Rimarrebbe aperta la questione di un’eventuale delimitazione del raggio d’azione del GCG su base tematica. Occorre infatti chiedersi se sia opportuno che le sue competenze siano confinate a questioni definite (inerenti, ad esempio, all’agenda globale e di stampo economico-finanziario) o se, invece, esso debba includere anche la trattazione di argomenti di carattere politico o di sicurezza. Se è evidente che il GCG assegnerebbe una preponderante attenzione alle tematiche globali, non si può escludere la possibilità che esso affronti anche questioni di rilevanza politico-internazionale, specie in relazione a gravi crisi in atto o ad iniziative riguardanti la sicurezza in senso più ampio. Da questo punto di vista, il GCG potrebbe considerare la crescente rile vanza della global security, vale a dire l’insieme dei fattori molteplici e diversificati che, combinati assieme, pongono una sfida alla sicurezza mondiale (ad esempio, cambiamenti climatici, desertificazione e migrazioni di massa, mobilità e rischi di pandemie, diffusione di armi di distruzione di massa e loro eventuale disponibilità da parte di formazioni terroristiche, questione dello scontro di civiltà in rapporto al radicalismo religioso ecc.). In ogni caso, occorre tener presente che esiste un prevedibile trade-off tra ampliamento dell’orizzonte tematico e prospettive di efficacia delle iniziative del GCG. Rimangono certamente importanti aree di indeterminazione, specie per quanto riguarda i meccanismi di convocazione, parzialmente abbozzati, le procedure di formazione dell’agenda (tema sensibilissimo e cruciale perché l’agenda setting, cioè il problema di chi decide quali siano le priorità mondiali, costituisce, più dell’“invito”, il vero parametro della pari dignità dei membri del gruppo); il collegamento con le istituzioni multilaterali formali e la formazione dei rispettivi ordini del giorno in rapporto alle tematiche affrontate dal GCG.

Si tratta certamente di punti da approfondire. D’altra parte, l’idea del GCG si dovrebbe configurare come un work in progress. Il vantaggio di questa prospettiva è comunque quello di essere formulata in termini prudentemente e realisticamente innovativi. È ovvio che solo il dibattito successivo potrà chiarire i contorni precisi dell’esercizio e la sua effettiva praticabilità.4


[1] H. R. Clinton, Discorso alla commissione Affari esteri del Senato americano, 13 gennaio 2009, p. 9, disponibile su foreign.senate.gov/testimony/2009/ClintonTestimony090113a.pdf

[2] T. Fues, Global Governance Beyond the G8: Reform Prospects for the Summit Architecture, in “International Politics and Society”, 2/2007.
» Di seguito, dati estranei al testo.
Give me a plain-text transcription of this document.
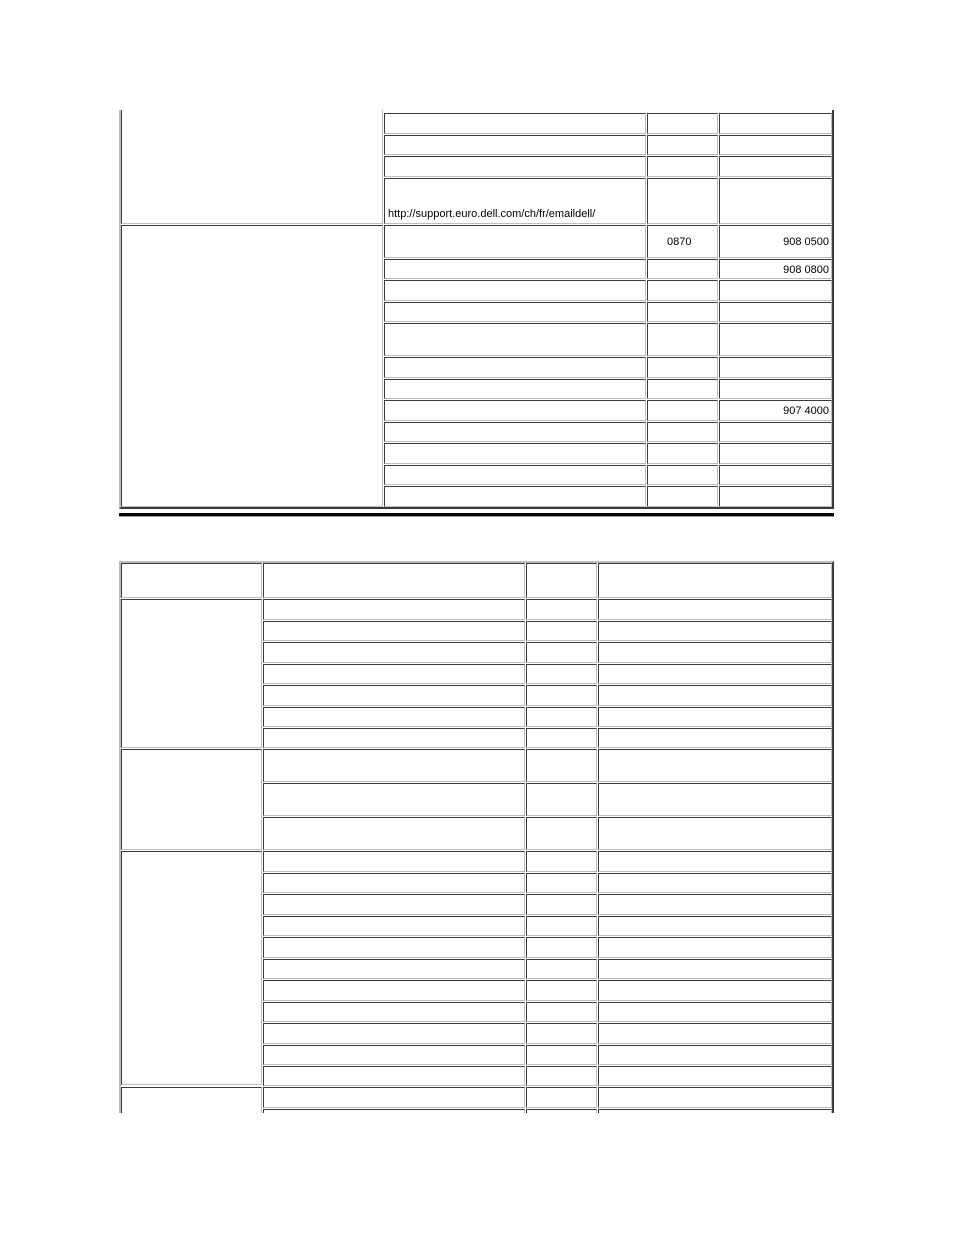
http://support.euro.dell.com/ch/fr/emaildell/
0870	908 0500
908 0800
907 4000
[3] C. Pascual, B. Jones, S. Stedman, Managing Global Insecurity. A Plan for Action. A New Era of International Cooperation for a Changed World: 2009, 2010, and Beyond, Brookings Institution, Washington 2008.

[4] Le opinioni rese e le tesi sostenute nel presente articolo sono espresse a titolo personale e non riflettono necessariamente quelle
ufficiali del ministero degli Affari esteri.